Life of a musician isn’t fancy or glittery, says Jonita Gandhi  

On her visit to Bengaluru, Gandhi said she loves performing in the city, which is a melting pot of languages and cultures.

Published: 27th June 2019 06:33 AM  |   Last Updated: 27th June 2019 06:33 AM   |  A+A-

Express News Service

BENGALURU: Regardless of how far away from home you travel, you can’t get rid of your roots, proves singer Jonita Gandhi. Born in India, she grew up in Toronto and moved back here in 2011. At her recent live show at Phoenix Marketcity, she took us through her musical journey. 

Gandhi grew up in an musically-inclined family, with her father, also a musician, pursuing it as a hobby. Naturally, it was a big part of her life, and after completing her education, she dived right into music, starting out on YouTube. She moved to India to pursue music, where she had to adapt to the new country. “Growing up, I used to follow Lata Mangeshkar, Asha Bhosle, AR Rahman, Beyonce and Christina Aguilera. My personal style is an amalgamation of different styles, because my upbringing itself has been so diverse. It is a combination of RnB, hip-hop, soulful, semi classical and western classical,” says Gandhi, who sings in English, Hindi, Kannada, Tamil, Malayalam, Telugu, Gujarati, Marathi, Punjabi and Bengali.  

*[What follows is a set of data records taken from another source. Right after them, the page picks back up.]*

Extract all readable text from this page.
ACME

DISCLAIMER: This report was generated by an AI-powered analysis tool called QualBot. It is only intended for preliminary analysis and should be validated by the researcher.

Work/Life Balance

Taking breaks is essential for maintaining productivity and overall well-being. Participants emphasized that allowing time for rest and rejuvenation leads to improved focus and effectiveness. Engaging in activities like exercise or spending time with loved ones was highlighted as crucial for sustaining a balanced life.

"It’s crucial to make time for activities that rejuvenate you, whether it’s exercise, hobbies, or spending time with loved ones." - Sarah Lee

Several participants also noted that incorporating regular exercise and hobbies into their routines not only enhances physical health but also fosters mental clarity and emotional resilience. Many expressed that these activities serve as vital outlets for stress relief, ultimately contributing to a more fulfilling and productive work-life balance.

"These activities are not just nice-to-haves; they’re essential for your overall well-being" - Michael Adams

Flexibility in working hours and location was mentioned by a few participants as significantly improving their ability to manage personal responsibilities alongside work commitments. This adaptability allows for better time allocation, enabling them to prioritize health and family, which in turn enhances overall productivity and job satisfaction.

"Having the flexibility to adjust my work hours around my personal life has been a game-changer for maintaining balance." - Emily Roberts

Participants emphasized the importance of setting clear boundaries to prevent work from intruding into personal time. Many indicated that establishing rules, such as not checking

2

Talking about her struggles as a singer in the competitive industry, she points out that the heavy focus and limelight on actors is not equally shared with the rest of the production crew. “The life of a musician isn’t as fancy and glittery as it is perceived. Musicians fight a weak battle to make their mark because Bollywood is so big and runs on the success of actors and not singers,” she adds. 

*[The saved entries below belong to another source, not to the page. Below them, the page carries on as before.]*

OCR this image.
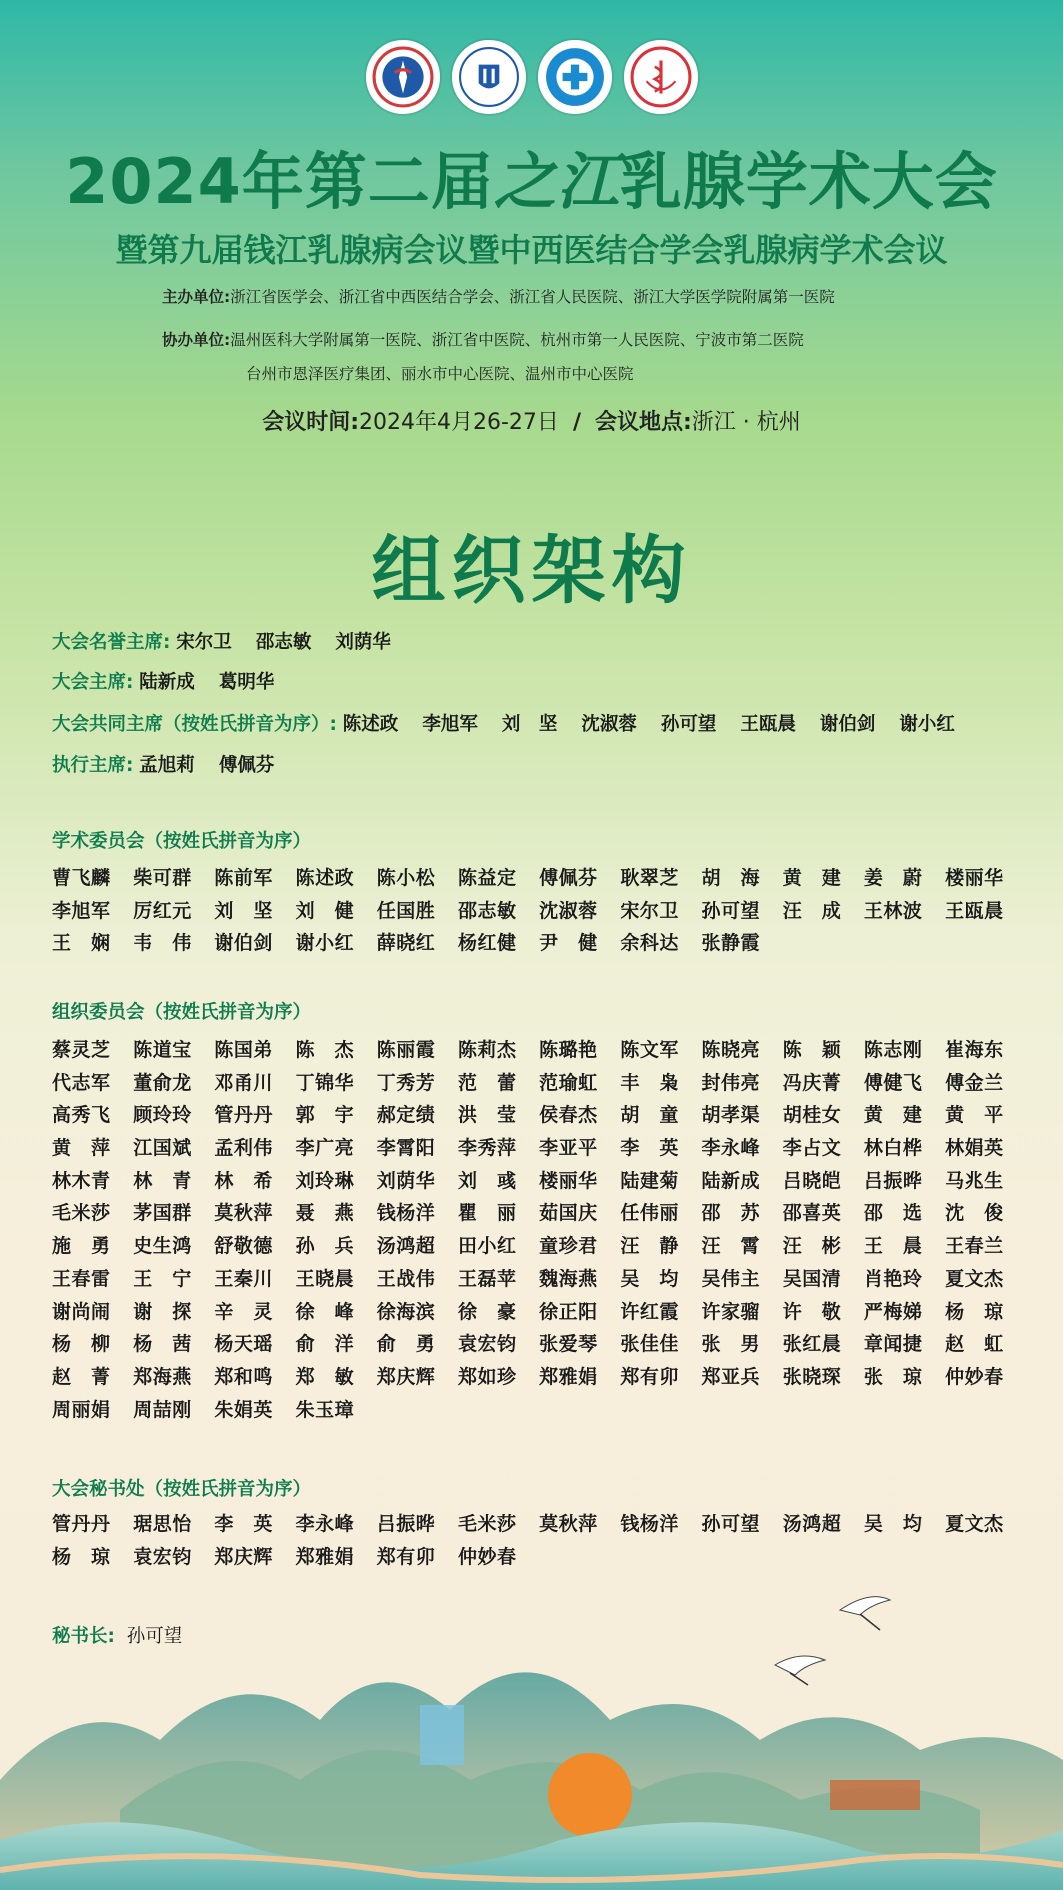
2024年第二届之江乳腺学术大会
暨第九届钱江乳腺病会议暨中西医结合学会乳腺病学术会议
主办单位:浙江省医学会、浙江省中西医结合学会、浙江省人民医院、浙江大学医学院附属第一医院
协办单位:温州医科大学附属第一医院、浙江省中医院、杭州市第一人民医院、宁波市第二医院
台州市恩泽医疗集团、丽水市中心医院、温州市中心医院
会议时间:2024年4月26-27日 / 会议地点:浙江 · 杭州
组织架构
大会名誉主席: 宋尔卫 邵志敏 刘荫华
大会主席: 陆新成 葛明华
大会共同主席（按姓氏拼音为序）: 陈述政 李旭军 刘　坚 沈淑蓉 孙可望 王瓯晨 谢伯剑 谢小红
执行主席: 孟旭莉 傅佩芬
学术委员会（按姓氏拼音为序）
曹飞麟	柴可群	陈前军	陈述政	陈小松	陈益定	傅佩芬	耿翠芝	胡　海	黄　建	姜　蔚	楼丽华
李旭军	厉红元	刘　坚	刘　健	任国胜	邵志敏	沈淑蓉	宋尔卫	孙可望	汪　成	王林波	王瓯晨
王　娴	韦　伟	谢伯剑	谢小红	薛晓红	杨红健	尹　健	余科达	张静霞
组织委员会（按姓氏拼音为序）
蔡灵芝	陈道宝	陈国弟	陈　杰	陈丽霞	陈莉杰	陈璐艳	陈文军	陈晓亮	陈　颖	陈志刚	崔海东
代志军	董俞龙	邓甬川	丁锦华	丁秀芳	范　蕾	范瑜虹	丰　枭	封伟亮	冯庆菁	傅健飞	傅金兰
高秀飞	顾玲玲	管丹丹	郭　宇	郝定绩	洪　莹	侯春杰	胡　童	胡孝渠	胡桂女	黄　建	黄　平
黄　萍	江国斌	孟利伟	李广亮	李霄阳	李秀萍	李亚平	李　英	李永峰	李占文	林白桦	林娟英
林木青	林　青	林　希	刘玲琳	刘荫华	刘　彧	楼丽华	陆建菊	陆新成	吕晓皑	吕振晔	马兆生
毛米莎	茅国群	莫秋萍	聂　燕	钱杨洋	瞿　丽	茹国庆	任伟丽	邵　苏	邵喜英	邵　选	沈　俊
施　勇	史生鸿	舒敬德	孙　兵	汤鸿超	田小红	童珍君	汪　静	汪　霄	汪　彬	王　晨	王春兰
王春雷	王　宁	王秦川	王晓晨	王战伟	王磊苹	魏海燕	吴　均	吴伟主	吴国清	肖艳玲	夏文杰
谢尚闹	谢　探	辛　灵	徐　峰	徐海滨	徐　豪	徐正阳	许红霞	许家骝	许　敬	严梅娣	杨　琼
杨　柳	杨　茜	杨天瑶	俞　洋	俞　勇	袁宏钧	张爱琴	张佳佳	张　男	张红晨	章闻捷	赵　虹
赵　菁	郑海燕	郑和鸣	郑　敏	郑庆辉	郑如珍	郑雅娟	郑有卯	郑亚兵	张晓琛	张　琼	仲妙春
周丽娟	周喆刚	朱娟英	朱玉璋
大会秘书处（按姓氏拼音为序）
管丹丹	琚思怡	李　英	李永峰	吕振晔	毛米莎	莫秋萍	钱杨洋	孙可望	汤鸿超	吴　均	夏文杰
杨　琼	袁宏钧	郑庆辉	郑雅娟	郑有卯	仲妙春
秘书长: 孙可望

Despite her struggles in the industry, the young singer has managed to achieve her dream. Her advice to aspiring musicians is: “Work on your brand along with your talent. It’s not just about putting up music, there is a need to keep it in line with your personality. People need to know you as a person and not just a voice.”

On her visit to Bengaluru, Gandhi said she loves performing in the city, which is a melting pot of languages and cultures. “A lot of people in Bengaluru have come from outside the city, so there’s a diverse and musically-discerning audience. The kind of songs I would sing here are not the ones I would sing elsewhere. I usually incorporate Tamil and Kannada as well while  performing here,” she says.